Ce cycle de trente-quatre récits (trente-cinq à partir de l'édition de 1933), qui ne représente que cent cinquante pages environ, a été édité à huit reprises entre 1926 et 1933. Dans l'ensemble, la critique accueillit ce livre avec enthousiasme. Des accusations politiques ne manquèrent toutefois pas de se faire entendre. Le journal intime que tenait Babel à l'époque de la Ire armée montée, pendant l'été de 1920, est le miroir de ce que vivait le jeune écrivain, alors collaborateur du journal Krasnyj Kavalerist (Le Cavalier rouge) sous le pseudonyme de Kirill Lioutov. Le narrateur de La Cavalerie rouge, qui se nomme Lioutov dans trois récits, apparaît totalement contradictoire dans ses opinions et ses comportements. Ce juif cultivé, condamné à la solitude aussi bien parce qu'il est juif que parce qu'il est cultivé, redoute la disparition de la culture juive natale tout autant qu'il brûle de pénétrer dans le monde brutal et intrépide des cosaques, et d'imposer à ce monde l'idéologie révolutionnaire.
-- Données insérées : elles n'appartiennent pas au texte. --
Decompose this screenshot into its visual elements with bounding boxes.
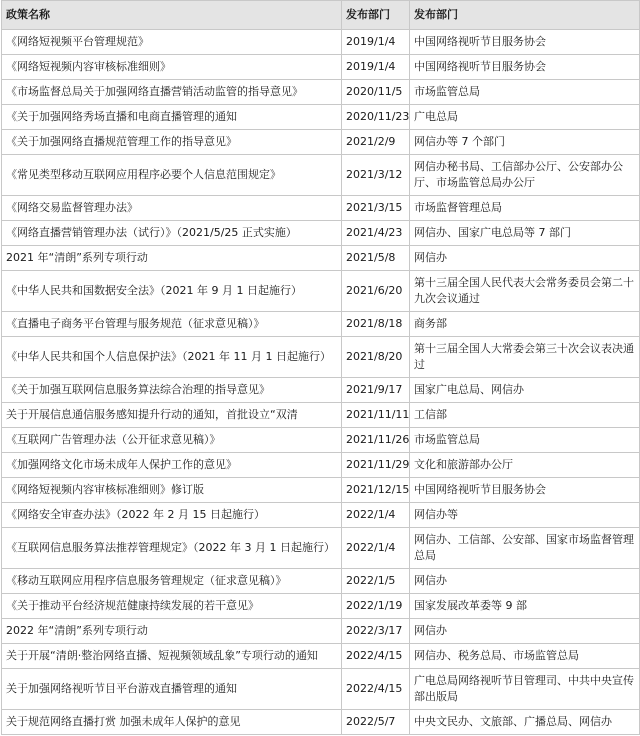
- table-row: [2, 453, 640, 478]
- publish-date-cell: 2020/11/23: [342, 105, 410, 130]
- table-header-row: [2, 1, 640, 30]
- table-row: [2, 271, 640, 312]
- publish-dept-cell: 国家发展改革委等 9 部: [410, 594, 640, 619]
- table-row: [2, 428, 640, 453]
- policy-name-cell: 《互联网信息服务算法推荐管理规定》（2022 年 3 月 1 日起施行）: [2, 528, 342, 569]
- publish-dept-cell: 中国网络视听节目服务协会: [410, 55, 640, 80]
- publish-date-cell: 2021/12/15: [342, 478, 410, 503]
- publish-date-cell: 2022/1/5: [342, 569, 410, 594]
- table-body: [2, 30, 640, 735]
- policy-name-cell: 《关于加强互联网信息服务算法综合治理的指导意见》: [2, 378, 342, 403]
- policy-name-cell: 关于开展信息通信服务感知提升行动的通知，首批设立“双清: [2, 403, 342, 428]
- table-row: [2, 594, 640, 619]
- policy-name-cell: 《网络短视频内容审核标准细则》修订版: [2, 478, 342, 503]
- table-row: [2, 619, 640, 644]
- publish-dept-cell: 商务部: [410, 312, 640, 337]
- publish-dept-cell: 网信办等 7 个部门: [410, 130, 640, 155]
- publish-dept-cell: 网信办: [410, 569, 640, 594]
- publish-dept-cell: 市场监督管理总局: [410, 196, 640, 221]
- policy-name-cell: 《中华人民共和国数据安全法》（2021 年 9 月 1 日起施行）: [2, 271, 342, 312]
- policy-name-cell: 《中华人民共和国个人信息保护法》（2021 年 11 月 1 日起施行）: [2, 337, 342, 378]
- policy-name-cell: 《网络交易监督管理办法》: [2, 196, 342, 221]
- policy-name-cell: 关于规范网络直播打赏 加强未成年人保护的意见: [2, 710, 342, 735]
- table-row: [2, 569, 640, 594]
- publish-dept-cell: 中国网络视听节目服务协会: [410, 478, 640, 503]
- table-row: [2, 403, 640, 428]
- publish-date-cell: 2021/11/29: [342, 453, 410, 478]
- publish-date-cell: 2021/9/17: [342, 378, 410, 403]
- policy-name-cell: 关于加强网络视听节目平台游戏直播管理的通知: [2, 669, 342, 710]
- header-publish-date: 发布部门: [342, 1, 410, 30]
- publish-date-cell: 2022/1/19: [342, 594, 410, 619]
- publish-date-cell: 2021/3/15: [342, 196, 410, 221]
- publish-dept-cell: 广电总局: [410, 105, 640, 130]
- policy-name-cell: 《网络短视频平台管理规范》: [2, 30, 342, 55]
- table-row: [2, 155, 640, 196]
- publish-date-cell: 2021/8/20: [342, 337, 410, 378]
- publish-date-cell: 2019/1/4: [342, 55, 410, 80]
- table-row: [2, 221, 640, 246]
- publish-dept-cell: 第十三届全国人大常委会第三十次会议表决通过: [410, 337, 640, 378]
- table-row: [2, 478, 640, 503]
- policy-name-cell: 《关于推动平台经济规范健康持续发展的若干意见》: [2, 594, 342, 619]
- policy-name-cell: 《加强网络文化市场未成年人保护工作的意见》: [2, 453, 342, 478]
- table-row: [2, 503, 640, 528]
- table-row: [2, 196, 640, 221]
- table-row: [2, 246, 640, 271]
- publish-date-cell: 2021/11/26: [342, 428, 410, 453]
- publish-date-cell: 2022/1/4: [342, 528, 410, 569]
- table-row: [2, 105, 640, 130]
- policy-name-cell: 《互联网广告管理办法（公开征求意见稿）》: [2, 428, 342, 453]
- table-row: [2, 130, 640, 155]
- table-row: [2, 644, 640, 669]
- policy-name-cell: 2021 年“清朗”系列专项行动: [2, 246, 342, 271]
- publish-date-cell: 2022/4/15: [342, 669, 410, 710]
- publish-date-cell: 2022/1/4: [342, 503, 410, 528]
- table-row: [2, 378, 640, 403]
- publish-dept-cell: 网信办等: [410, 503, 640, 528]
- publish-dept-cell: 国家广电总局、网信办: [410, 378, 640, 403]
- publish-dept-cell: 中国网络视听节目服务协会: [410, 30, 640, 55]
- publish-date-cell: 2021/8/18: [342, 312, 410, 337]
- publish-dept-cell: 网信办、税务总局、市场监管总局: [410, 644, 640, 669]
- table-row: [2, 30, 640, 55]
- publish-date-cell: 2021/3/12: [342, 155, 410, 196]
- policy-name-cell: 《关于加强网络秀场直播和电商直播管理的通知: [2, 105, 342, 130]
- policy-name-cell: 《常见类型移动互联网应用程序必要个人信息范围规定》: [2, 155, 342, 196]
- table-row: [2, 80, 640, 105]
- publish-date-cell: 2021/5/8: [342, 246, 410, 271]
- publish-dept-cell: 中央文民办、文旅部、广播总局、网信办: [410, 710, 640, 735]
- publish-dept-cell: 市场监管总局: [410, 80, 640, 105]
- policy-name-cell: 《网络直播营销管理办法（试行）》（2021/5/25 正式实施）: [2, 221, 342, 246]
- header-policy-name: 政策名称: [2, 1, 342, 30]
- policy-name-cell: 《直播电子商务平台管理与服务规范（征求意见稿）》: [2, 312, 342, 337]
- table-row: [2, 528, 640, 569]
- table-row: [2, 55, 640, 80]
- publish-date-cell: 2022/5/7: [342, 710, 410, 735]
- publish-dept-cell: 广电总局网络视听节目管理司、中共中央宣传部出版局: [410, 669, 640, 710]
- publish-date-cell: 2022/3/17: [342, 619, 410, 644]
- publish-date-cell: 2021/4/23: [342, 221, 410, 246]
- publish-date-cell: 2019/1/4: [342, 30, 410, 55]
- publish-dept-cell: 第十三届全国人民代表大会常务委员会第二十九次会议通过: [410, 271, 640, 312]
- publish-dept-cell: 网信办、工信部、公安部、国家市场监督管理总局: [410, 528, 640, 569]
- table-row: [2, 312, 640, 337]
- publish-dept-cell: 网信办: [410, 619, 640, 644]
- policy-table: [1, 0, 640, 735]
- policy-name-cell: 《市场监督总局关于加强网络直播营销活动监管的指导意见》: [2, 80, 342, 105]
- table-row: [2, 337, 640, 378]
- policy-name-cell: 2022 年“清朗”系列专项行动: [2, 619, 342, 644]
- publish-dept-cell: 网信办、国家广电总局等 7 部门: [410, 221, 640, 246]
- policy-name-cell: 《网络安全审查办法》（2022 年 2 月 15 日起施行）: [2, 503, 342, 528]
- policy-name-cell: 关于开展“清朗·整治网络直播、短视频领域乱象”专项行动的通知: [2, 644, 342, 669]
- publish-date-cell: 2021/6/20: [342, 271, 410, 312]
- publish-dept-cell: 市场监管总局: [410, 428, 640, 453]
- policy-name-cell: 《关于加强网络直播规范管理工作的指导意见》: [2, 130, 342, 155]
- publish-date-cell: 2020/11/5: [342, 80, 410, 105]
- publish-date-cell: 2021/11/11: [342, 403, 410, 428]
- policy-name-cell: 《网络短视频内容审核标准细则》: [2, 55, 342, 80]
- publish-date-cell: 2021/2/9: [342, 130, 410, 155]
- table-row: [2, 669, 640, 710]
- table-row: [2, 710, 640, 735]
- policy-name-cell: 《移动互联网应用程序信息服务管理规定（征求意见稿）》: [2, 569, 342, 594]
- publish-dept-cell: 工信部: [410, 403, 640, 428]
- publish-dept-cell: 网信办秘书局、工信部办公厅、公安部办公厅、市场监管总局办公厅: [410, 155, 640, 196]
- publish-dept-cell: 网信办: [410, 246, 640, 271]
- publish-dept-cell: 文化和旅游部办公厅: [410, 453, 640, 478]
- header-publish-dept: 发布部门: [410, 1, 640, 30]
- publish-date-cell: 2022/4/15: [342, 644, 410, 669]
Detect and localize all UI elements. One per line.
Toutefois, il ne s'identifie totalement avec aucun des principes évoqués : il éprouve de l'aversion pour le monde étouffant des zones de résidence pour juifs, et la sauvagerie primitive des cosaques lui fait horreur, tout comme le fanatisme des agitateurs bolcheviques.

Par ailleurs, l'ordre des récits de La Cavalerie rouge n'est pas le même que celui des événements. Le lien interne, complexe, est créé par des motifs parallèles et récurrents : les images de la mythologie chrétienne et les images folkloriques, les astres célestes, la symbolique des couleurs et nombre d'autres leitmotivs. La vivacité de ces motifs, combinée avec celle, éblouissante, de la langue, permet de rattacher Babel au genre d'écriture qu'il est convenu d'appeler prose ornementale. La forme du skaz (stylisation du discours oral, principalement celui des couches sociales intérieures) et les particularités de sa langue transmettent l'effroi que suscite l'inaccessibilité du monde sauvage des cosaques ; le skaz babélien prolonge davantage la tradition de Zamiatine que celle de Leskov. Tout le tissu narratif de La Cavalerie rouge est composé de thèmes qui s'interpénètrent, liés aussi bien au hassidisme qu'au catholicisme polonais et au monde cosaque dans ce que leur histoire a de commun sur près de trois cents ans. La triple approche de l'auteur trouve l'expression d'une certaine harmonie dans l'organisation rigoureuse du texte.